Lá fora
Lá fora parece que não vai chover. A previsão do tempo antecipou-se e veio a dizer: "É sábado, donde um céu azul clichê, com pancadas de verniz delirante, faz chover ondas de calor".
Há, lá fora, um fervilhar de gente apressada, calada ou falante, e apenas um semáforo para controlá-las. Quem as olha assim, compaixão, dá uma vontade de dizer: "Não corram atrás das borboletas!". Mas o sujeito, se tem um tantinho de sanidade visual e abstêmio de nascença, logo retifica a mensagem, ao perceber que, lá fora, borboletas não há mais.
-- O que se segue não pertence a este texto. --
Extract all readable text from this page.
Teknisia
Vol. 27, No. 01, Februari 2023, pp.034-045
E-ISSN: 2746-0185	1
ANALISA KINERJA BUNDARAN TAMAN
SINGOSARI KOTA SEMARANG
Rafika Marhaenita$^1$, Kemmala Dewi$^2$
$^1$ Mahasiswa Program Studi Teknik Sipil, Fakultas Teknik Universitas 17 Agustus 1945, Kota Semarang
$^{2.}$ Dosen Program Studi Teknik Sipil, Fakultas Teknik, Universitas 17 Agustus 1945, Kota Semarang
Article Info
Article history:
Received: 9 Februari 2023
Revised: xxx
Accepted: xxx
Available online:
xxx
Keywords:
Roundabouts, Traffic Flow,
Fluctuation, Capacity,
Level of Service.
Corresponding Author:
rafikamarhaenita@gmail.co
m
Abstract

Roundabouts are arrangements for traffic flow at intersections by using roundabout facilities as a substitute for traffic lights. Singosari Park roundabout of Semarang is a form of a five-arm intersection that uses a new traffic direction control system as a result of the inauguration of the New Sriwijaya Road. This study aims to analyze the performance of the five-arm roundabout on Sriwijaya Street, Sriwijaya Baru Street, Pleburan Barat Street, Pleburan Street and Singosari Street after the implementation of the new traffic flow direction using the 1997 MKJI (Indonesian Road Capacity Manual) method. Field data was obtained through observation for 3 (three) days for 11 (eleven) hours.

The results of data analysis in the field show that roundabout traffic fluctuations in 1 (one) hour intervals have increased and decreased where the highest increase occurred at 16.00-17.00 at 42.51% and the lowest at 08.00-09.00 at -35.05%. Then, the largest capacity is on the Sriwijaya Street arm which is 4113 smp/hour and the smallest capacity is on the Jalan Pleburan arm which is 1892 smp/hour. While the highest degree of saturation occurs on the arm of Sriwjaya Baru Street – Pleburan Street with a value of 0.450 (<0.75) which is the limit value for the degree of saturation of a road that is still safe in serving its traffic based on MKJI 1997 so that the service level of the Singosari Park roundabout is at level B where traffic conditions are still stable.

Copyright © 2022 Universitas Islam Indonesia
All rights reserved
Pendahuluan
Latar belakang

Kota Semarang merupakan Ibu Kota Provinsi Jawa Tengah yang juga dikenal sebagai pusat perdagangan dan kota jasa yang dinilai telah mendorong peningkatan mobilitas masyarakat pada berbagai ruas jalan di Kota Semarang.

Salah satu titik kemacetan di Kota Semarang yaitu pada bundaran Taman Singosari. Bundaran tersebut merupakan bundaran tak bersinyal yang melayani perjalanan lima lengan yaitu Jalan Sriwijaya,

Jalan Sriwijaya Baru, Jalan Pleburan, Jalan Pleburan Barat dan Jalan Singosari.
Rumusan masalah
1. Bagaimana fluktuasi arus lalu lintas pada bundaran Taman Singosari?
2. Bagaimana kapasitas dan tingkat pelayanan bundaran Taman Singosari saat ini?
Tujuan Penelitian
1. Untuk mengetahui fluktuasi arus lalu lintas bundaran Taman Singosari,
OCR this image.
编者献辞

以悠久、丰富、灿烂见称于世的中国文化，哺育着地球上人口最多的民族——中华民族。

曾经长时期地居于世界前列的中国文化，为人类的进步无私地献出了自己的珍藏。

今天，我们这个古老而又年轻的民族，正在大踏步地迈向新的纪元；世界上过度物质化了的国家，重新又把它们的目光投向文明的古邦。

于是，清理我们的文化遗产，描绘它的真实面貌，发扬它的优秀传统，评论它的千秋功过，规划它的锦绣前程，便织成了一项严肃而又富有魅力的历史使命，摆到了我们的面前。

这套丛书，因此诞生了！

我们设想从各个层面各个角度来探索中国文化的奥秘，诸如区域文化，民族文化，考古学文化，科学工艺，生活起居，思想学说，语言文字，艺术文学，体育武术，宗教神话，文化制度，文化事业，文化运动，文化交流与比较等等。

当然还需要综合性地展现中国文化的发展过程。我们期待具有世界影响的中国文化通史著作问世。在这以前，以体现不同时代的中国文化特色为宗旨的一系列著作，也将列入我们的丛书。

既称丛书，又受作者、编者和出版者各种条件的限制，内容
Sumiram-se todas. Em seu lugar, surgiram a camada de ozônio, o efeito estufa, os carros automáticos, o limpador nasal, o Google Glass, o Tinder Thundercat.
Lá fora, as borboletas de ontem são as coisas materiais de hoje. Não há espaço para jardins: duas mil árvores abaixo, uma ponte Rio-Niterói acima. Lá fora, impera o metal, o concreto, o esperto. Lá fora, borboletas não sobrevivem, quando muito as Pastilhas Valda.
Lá fora, é preciso construir mais semáforos para acomodar os desacomodados, pontes Rio-Niterói para ligar os opostos, carros automáticos para facilitar a transição de marchas, limpadores nasais para desobstruir as vias aéreas, reformular o regulamento de sobrevivência na selva asfáltica. Depois, menos urgentemente, a gente pode pensar na extinção das borboletas e no por que de seu sumiço.
Até lá, porém, o homem ainda tem um longo caminho a percorrer ao redor de seu umbigo. Antes, portanto, é preciso compreender a extinção das borboletas e a sobrevivência das Pastilhas Valda, para além da concepção de mercado, também do ponto de vista sociológico e principalmente abstêmio.